There is peace within a garden, a peace so deep and calm,
that when the heart is troubled, it’s like a soothing balm.
There’s life within a garden, a life that still goes on,
Filling the empty places when older plants have gone.
There’s glory in the garden at every time of year.
Spring, summer, autumn, winter, to fill the heart with cheer.
So ever tend your garden, its beauty to increase.
For in it you’ll find solace. And in it you’ll find peace.

-Lady Rosamund Langham

ER IS VREDE IN EEN TUIN
In een tuin is vrede,
 vrede zo diep en kalm,

het is als kalmerende balsem

als je hart bedrukt is
Er is leven in een tuin,

een leven dat voortschrijdt,
en lege plekke opnieuw vult

als oude planten vergaan
Vreugde in de tuin vind je dagelijks,

lente, zomer, herfst, winter

zij vult je hart met blijdschap.
Verzorg dus je tuin met tederheid,

ze wordt mooier dan de mooiste,

want in jouw tuin vind je troost;

daar sluimert vrede.


Soms kun je er naar verlangen om te ontsnappen aan het dagelijks leven.
In zijn boek over Benedictijnse spiritualiteit beschrijft Wil Derkse hoe hij begon uit te zien naar zijn bezoeken aan de abdij. Hij begon ernaar te verlangen als naar een spirituele intensive care- waar hij enkele dagen aan het infuus mocht liggen.
Ik moest erom lachen maar tegelijkertijd herkende ik er iets van.
Misschien U ook wel.



Het proces ging nog een stap verder. Derkse maakte een ontwikkeling door. Via de monniken in het klooster was hij in aanraking gekomen met een voor hem meer gemeenschappelijke, lichtere en meer vanzelfsprekende manier van leven. Waar hij zich aanvankelijk regelmatig aan het kloosterleven laafde, groeide hij toe naar een nieuwe levensoriëntatie. Van `het doet me goed’ naar `ik wil het goede gaan doen’.
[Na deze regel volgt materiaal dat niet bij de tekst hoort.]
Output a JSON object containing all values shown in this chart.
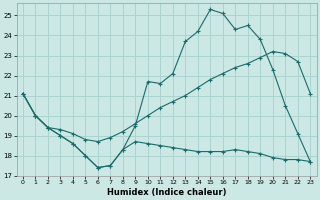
{
  "xlabel": "Humidex (Indice chaleur)",
  "bg_color": "#cce8e4",
  "grid_color": "#aad4d0",
  "line_color": "#1a6b6b",
  "xlim": [
    -0.5,
    23.5
  ],
  "ylim": [
    17,
    25.6
  ],
  "yticks": [
    17,
    18,
    19,
    20,
    21,
    22,
    23,
    24,
    25
  ],
  "xticks": [
    0,
    1,
    2,
    3,
    4,
    5,
    6,
    7,
    8,
    9,
    10,
    11,
    12,
    13,
    14,
    15,
    16,
    17,
    18,
    19,
    20,
    21,
    22,
    23
  ],
  "line1_x": [
    0,
    1,
    2,
    3,
    4,
    5,
    6,
    7,
    8,
    9,
    10,
    11,
    12,
    13,
    14,
    15,
    16,
    17,
    18,
    19,
    20,
    21,
    22,
    23
  ],
  "line1_y": [
    21.1,
    20.0,
    19.4,
    19.0,
    18.6,
    18.0,
    17.4,
    17.5,
    18.3,
    19.5,
    21.7,
    21.6,
    22.1,
    23.7,
    24.2,
    25.3,
    25.1,
    24.3,
    24.5,
    23.8,
    22.3,
    20.5,
    19.1,
    17.7
  ],
  "line2_x": [
    0,
    1,
    2,
    3,
    4,
    5,
    6,
    7,
    8,
    9,
    10,
    11,
    12,
    13,
    14,
    15,
    16,
    17,
    18,
    19,
    20,
    21,
    22,
    23
  ],
  "line2_y": [
    21.1,
    20.0,
    19.4,
    19.3,
    19.1,
    18.8,
    18.7,
    18.9,
    19.2,
    19.6,
    20.0,
    20.4,
    20.7,
    21.0,
    21.4,
    21.8,
    22.1,
    22.4,
    22.6,
    22.9,
    23.2,
    23.1,
    22.7,
    21.1
  ],
  "line3_x": [
    0,
    1,
    2,
    3,
    4,
    5,
    6,
    7,
    8,
    9,
    10,
    11,
    12,
    13,
    14,
    15,
    16,
    17,
    18,
    19,
    20,
    21,
    22,
    23
  ],
  "line3_y": [
    21.1,
    20.0,
    19.4,
    19.0,
    18.6,
    18.0,
    17.4,
    17.5,
    18.3,
    18.7,
    18.6,
    18.5,
    18.4,
    18.3,
    18.2,
    18.2,
    18.2,
    18.3,
    18.2,
    18.1,
    17.9,
    17.8,
    17.8,
    17.7
  ]
}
Hij begon zich- te midden van alle drukte, verwarring en eisen van het alledaagse -te oefenen in een nieuw en ander leven. Wel nog met beide benen in de wereld maar er niet volledig in opgaan. Waar het eerst ging om periodiek bij te tanken groeide het verlangen om van binnenuit op te staan naar nieuw leven. Ja, je zou hier letterlijk kunnen spreken van opstanding.
We hoorden net het verhaal van de graankorrel. Die tegen de mier wilde zeggen: Laat mij maar hier. Voeg mij niet toe aan jouw voorraad. Ik wil niet opgaan in de wereld, ik wil niet verloren raken. Stop mij in de grond, laat mij sterven, ik wil verder leven. Een paradoxaal beeld. Leven door te sterven.

Dit alles overdenkend moest ik aan mijn recent overleden buurvrouw denken. Haar levenshouding was voor mij een voorbeeld. Zij was gelovig maar sprak daar nauwelijks over. Wel zei zij mij vaker: `Dankbaarheid daar gaat het om.’
Als je objectief naar haar leven zou kijken- als ware het een optelsom van winst en verlies- dan zou je concluderen dat er naast goeds en hoogtepunten ook groot verlies was geweest. Diepe teleurstellingen en mogelijkheden die het leven haar niet hadden gebracht. Maar ze zocht steeds naar licht. Haar leven had haar steeds nieuws te bieden. Vul de lege plekken als oude planten vergaan zijn. Zij had de moed te zoeken naar plekken en momenten om op te staan.
Zij genoot van haar tuin en de levenscyclus van bloemen, planten en de seizoenen. Het leven in een tuin, een leven dat voortschrijdt. Hoewel ze groter had geleefd en gereisd toen ze jonger was, genoot ze nu van een kleiner leven. Ze bleef nieuwsgierig en geïnteresseerd. Verzorg dus je tuin met tederheid, ze wordt mooier dan de mooiste. Ze hielp anderen en maakte nieuwe vrienden terwijl ze niet meer de jongste was. Vrienden van haar dochter zochten haar nog steeds op. Mooi mens. Ze straalde en leefde licht. Het leven in haar vond telkens weer aansluiting bij nieuw leven. Licht zoekt licht. Leven zoekt leven.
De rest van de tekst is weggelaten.